I still fail to understand certain terms in thermodynamics.

I am not comfortable with the term irreversible. When do you call a process irreversible?
Consider an ideal gas in a container with a massless, frictionless piston with some big rocks kept above it. Let the system be in contact with an ideal reservoir of temperature T. Now I remove some rocks above the piston and the gas rapidly expands due to the drop in pressure. Then I place the rocks back on the piston and thus the original pressure is restored. Since the temperature remained constant, the gas must compress and return to its original state with the same initial P,V and T. So, haven't I conducted a reversible process?

(I know this process mentioned above is irreversible because it has not been done quasistatically but I want to know the exact point to what led me to irreversibility during this process)

17. May 4, 2017

### Staff: Mentor

These are excellent questions.

Let me start out by defining an Internally Reversible Process. An internally reversible process is one for which your system passes through a continuous sequence of thermodynamic equilibrium states. Such a process is, of course, quasistatic. The process you described above is not internally reversible.

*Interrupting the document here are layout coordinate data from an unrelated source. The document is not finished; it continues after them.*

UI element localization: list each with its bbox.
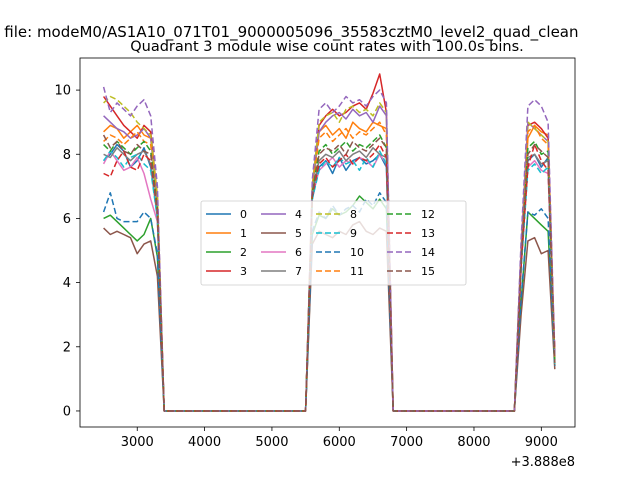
legend-label-13: 13 [421, 227, 435, 240]
legend-label-14: 14 [421, 246, 435, 259]
x-tick-label: 3000 [121, 435, 154, 450]
chart-title: Quadrant 3 module wise count rates with … [130, 39, 524, 55]
legend-label-3: 3 [240, 265, 247, 278]
x-tick-label: 6000 [323, 435, 356, 450]
y-tick-label: 8 [63, 148, 71, 163]
y-tick-label: 4 [63, 276, 71, 291]
figure-suptitle: n file: modeM0/AS1A10_071T01_9000005096_… [0, 23, 579, 42]
y-tick-label: 0 [63, 404, 71, 419]
legend-label-0: 0 [240, 208, 247, 221]
x-offset-label: +3.888e8 [511, 455, 575, 470]
x-tick-label: 7000 [390, 435, 423, 450]
legend-label-8: 8 [350, 208, 357, 221]
axes-frame [79, 57, 576, 428]
legend-label-10: 10 [350, 246, 364, 259]
legend-label-9: 9 [350, 227, 357, 240]
x-tick-label: 8000 [457, 435, 490, 450]
y-tick-label: 6 [63, 212, 71, 227]
series-line-15 [102, 134, 556, 412]
legend-frame [200, 200, 467, 286]
legend-label-7: 7 [295, 265, 302, 278]
x-tick-label: 4000 [188, 435, 221, 450]
legend-label-15: 15 [421, 265, 435, 278]
y-tick-label: 10 [54, 84, 71, 99]
legend-label-6: 6 [295, 246, 302, 259]
legend-label-5: 5 [295, 227, 302, 240]
plot-area [102, 73, 556, 412]
y-tick-label: 2 [63, 340, 71, 355]
x-tick-label: 9000 [525, 435, 558, 450]
x-tick-label: 5000 [255, 435, 288, 450]
legend-label-11: 11 [350, 265, 364, 278]
legend-label-12: 12 [421, 208, 435, 221]
legend-label-4: 4 [295, 208, 302, 221]
legend-label-2: 2 [240, 246, 247, 259]
legend-label-1: 1 [240, 227, 247, 240]
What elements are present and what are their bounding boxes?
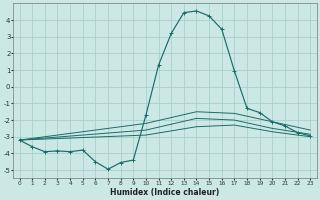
X-axis label: Humidex (Indice chaleur): Humidex (Indice chaleur) [110,188,220,197]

For it to be internally reversible, you would have to decrease the load of rocks (granules) very gradually, with each individual granule having infinitesimal mass.

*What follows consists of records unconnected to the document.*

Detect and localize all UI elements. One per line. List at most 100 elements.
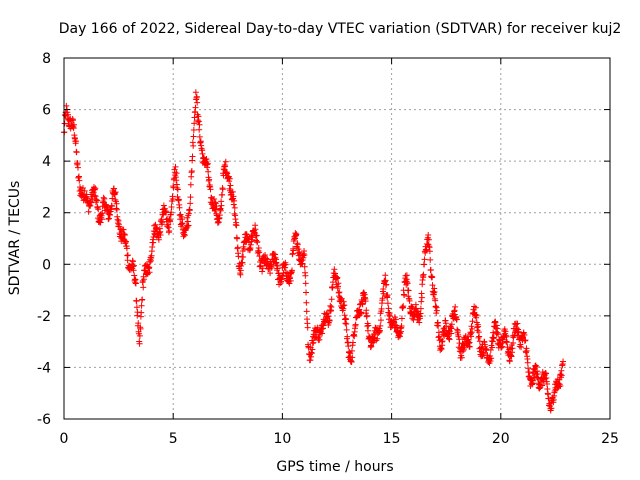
data-point xyxy=(425,236,432,243)
data-point xyxy=(140,284,147,291)
data-point xyxy=(187,200,194,207)
x-tick-label: 10 xyxy=(273,431,291,447)
gridlines xyxy=(64,58,610,419)
data-point xyxy=(130,262,137,269)
data-point xyxy=(112,189,119,196)
y-axis-label: SDTVAR / TECUs xyxy=(7,181,23,296)
data-point xyxy=(233,222,240,229)
data-point xyxy=(430,291,437,298)
data-point xyxy=(109,195,116,202)
data-point xyxy=(254,238,261,245)
data-point xyxy=(218,202,225,209)
data-point xyxy=(418,294,425,301)
data-point xyxy=(341,302,348,309)
data-point xyxy=(99,210,106,217)
data-point xyxy=(472,304,479,311)
data-point xyxy=(101,195,108,202)
chart-title: Day 166 of 2022, Sidereal Day-to-day VTE… xyxy=(59,21,622,37)
data-point xyxy=(560,358,567,365)
data-point xyxy=(92,193,99,200)
data-point xyxy=(425,231,432,238)
data-point xyxy=(406,297,413,304)
data-point xyxy=(70,121,77,128)
data-point xyxy=(435,322,442,329)
data-point xyxy=(518,344,525,351)
data-point xyxy=(91,192,98,199)
data-point xyxy=(448,321,455,328)
data-point xyxy=(113,200,120,207)
data-point xyxy=(398,315,405,322)
data-point xyxy=(462,333,469,340)
data-point xyxy=(352,321,359,328)
data-point xyxy=(190,127,197,134)
data-point xyxy=(438,346,445,353)
data-point xyxy=(327,302,334,309)
data-point xyxy=(334,274,341,281)
data-point xyxy=(495,331,502,338)
data-point xyxy=(453,316,460,323)
data-point xyxy=(386,313,393,320)
data-point xyxy=(557,383,564,390)
data-point xyxy=(135,320,142,327)
data-point xyxy=(132,280,139,287)
data-point xyxy=(219,191,226,198)
data-point xyxy=(301,263,308,270)
data-point xyxy=(231,204,238,211)
data-point xyxy=(307,357,314,364)
data-point xyxy=(417,305,424,312)
data-point xyxy=(93,197,100,204)
data-point xyxy=(358,309,365,316)
data-point xyxy=(219,186,226,193)
data-point xyxy=(429,273,436,280)
data-point xyxy=(292,235,299,242)
data-point xyxy=(431,289,438,296)
data-point xyxy=(374,335,381,342)
y-tick-label: 2 xyxy=(42,206,51,222)
data-point xyxy=(324,310,331,317)
data-point xyxy=(392,316,399,323)
data-point xyxy=(168,209,175,216)
data-point xyxy=(427,266,434,273)
data-point xyxy=(349,354,356,361)
data-point xyxy=(499,339,506,346)
data-point xyxy=(176,204,183,211)
data-point xyxy=(503,333,510,340)
data-point xyxy=(106,211,113,218)
data-point xyxy=(193,93,200,100)
data-point xyxy=(289,267,296,274)
data-point xyxy=(524,359,531,366)
data-point xyxy=(325,313,332,320)
data-point xyxy=(95,206,102,213)
data-point xyxy=(384,292,391,299)
y-tick-label: 4 xyxy=(42,154,51,170)
data-point xyxy=(422,249,429,256)
data-point xyxy=(510,340,517,347)
data-point xyxy=(517,341,524,348)
data-point xyxy=(124,252,131,259)
data-point xyxy=(534,368,541,375)
data-point xyxy=(303,289,310,296)
data-point xyxy=(302,272,309,279)
data-point xyxy=(452,303,459,310)
data-point xyxy=(216,212,223,219)
data-point xyxy=(515,328,522,335)
data-point xyxy=(377,322,384,329)
data-point xyxy=(189,153,196,160)
data-point xyxy=(226,175,233,182)
data-point xyxy=(136,332,143,339)
data-point xyxy=(241,245,248,252)
data-point xyxy=(187,194,194,201)
data-point xyxy=(364,327,371,334)
data-point xyxy=(506,358,513,365)
data-point xyxy=(208,194,215,201)
data-point xyxy=(529,380,536,387)
data-point xyxy=(468,323,475,330)
data-point xyxy=(166,227,173,234)
data-point xyxy=(551,387,558,394)
data-point xyxy=(196,133,203,140)
data-point xyxy=(381,278,388,285)
data-point xyxy=(133,304,140,311)
data-point xyxy=(492,319,499,326)
data-point xyxy=(335,280,342,287)
data-point xyxy=(207,186,214,193)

A Fully Reversible Process is one in which both the system and the surroundings (treated as a separate system) undergo matching internally reversible processes. In such a process, both the system and the surroundings can be returned to their original states (by following the reverse path) without significantly affecting anything else (either thermally or mechanically) in the universe.

An alternate test for an internally reversible process is if $\Delta S$ for the system is equal than the integral of $dq/T_B$, where $T_B$ is the temperature at the boundary between the system and the surroundings during the process. If it is greater than the integral, then the process is irreversible. This is the Clausius inequality.

An alternate test for a Fully Reversible Process is to determine the sum of the entropy changes for the system and the surroundings. If it is zero, then the process is Fully Reversible. If it is greater than zero, then the process is not Fully Reversible. If it is negative, then you made a mistake.

Last edited: May 4, 2017
18. May 5, 2017

### DoubtExpert

Why is it necessary to conduct a reversible process in thermodynamics?
How is the process of removing one big rock different from removing infinitesimal granules at a time? What difference does it make?
Could you give an example of how you would conduct a fully reversible process?

19. May 7, 2017

### DoubtExpert

Sir, could you answer these questions?

20. May 7, 2017

### Staff: Mentor

A reversible process represents the limiting behavior of real processes. It tells us the maximum amount of work that can be done and the maximum amount of heat that can be transferred, or the maximum temperature change to expect. It is also important in chemical thermodynamics, for deriving equations for the equilibrium constants for chemical reactions.
The amount of work will be different. The equation for the work is $W=\int{P_{ext}dV}$ where $P_{ext}$ is the force exerted by the piston on the gas at the piston face. In big rock situation, $P_{ext}$ will drop to a lower value suddenly, while in the infinitesimal granules case, $P_{ext}$ will decrease gradually with V.
If I wanted to do a fully adiabatic reversible expansion of a gas, I would have the granules sitting on top of a piston, and, as I removed them (say by pushing each of them, in turn, horizontally sideways), I would slide them onto shelves at the elevations they had when they left the piston. Then, for the reverse path, I would add one new infinitesimal granule at the top to get things started, and then gradually slide them off their shelves onto the piston at their various elevations until the piston was at its original elevation again. In the end, the granules, the piston, and the gas would be in the exact same state at which they started (except for the infinitesimal granule added at the top, and the additional infinitesimal granule remaining on the piston when it reached its bottom location again).